The timings are considerably lower for the backwards iteration:

Test Min Max 50% 90% 95% delta
sample1 (++i) 7575860 20005185 7640651 7700057 7725933 0%
sample2 (--i) 7466816 18068148 7657415 8109531 8208603 +6%
sample3 (for(:)) 7832724 14264212 7882930 7932295 7960718 +3%

This highlights how predictive cache loading and data element size that fits into a single CPU cache line actually impacts RAM reads - by a significant margin.

Conclusion

In simplest case (vector of numbers), the worst case scenario is within 11% difference, with backwards iteration being the fastest, followed by forward iteration and foreach being the slowest of the bunch. Prefix decrement in the backwards iteration being the fastest. Bear in mind: these numbers are in nanoseconds, meaning the worst case scenario is 10000 (ten thousand) elements of variable size being iterated in 1.5 ms and the fastest being 1.3 ms - that is milliseconds.

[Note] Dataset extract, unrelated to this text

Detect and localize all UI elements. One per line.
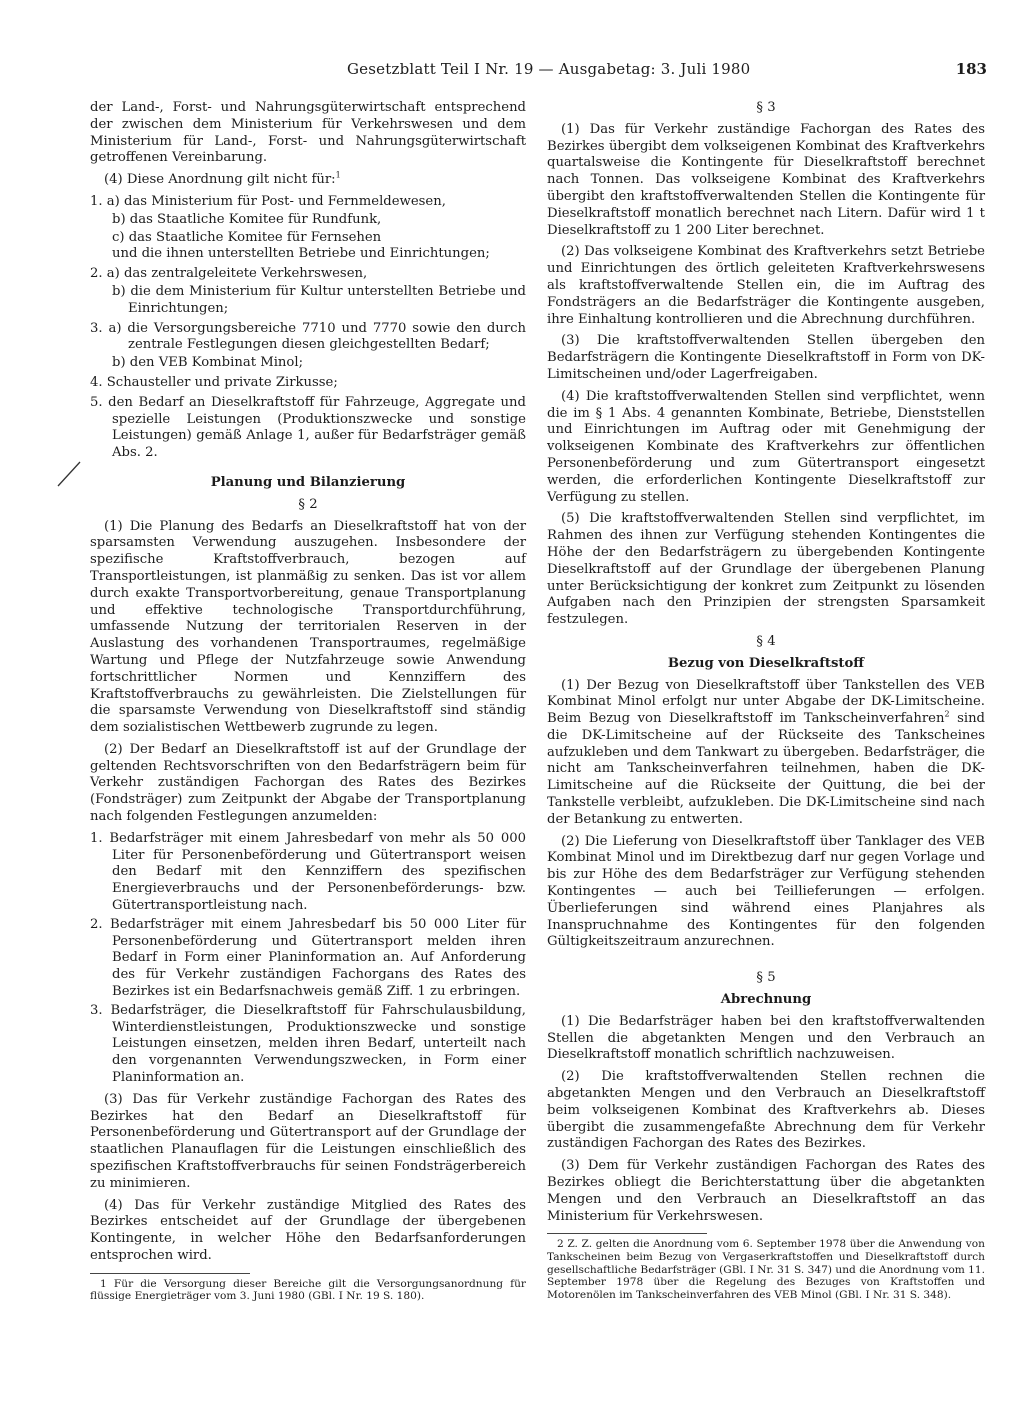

For comparison, rendering a frame at 120 FPS rate would take about 8.3 ms. And if you were to process some requests (in a client-server system), you would be able to handle 699 requests per second while iterating over this list. So realistically, the way you iterate a vector of integers, any of these techniques would only really matter if you are working on a really high performance system.

That being said, this is all true while the vector elements fit in one CPU cache line or cache block, that is L1 and L2 caches.

So if the data element does not fit in a block of 64 B (or 128 B on some CPUs), the performance impact of backwards iteration is going to be more significant. In this case we are talking about 8 ms vs 9.1 ms. In terms of FPS, the difference would be 125 FPS vs 109 FPS. Or about 15 requests per second more.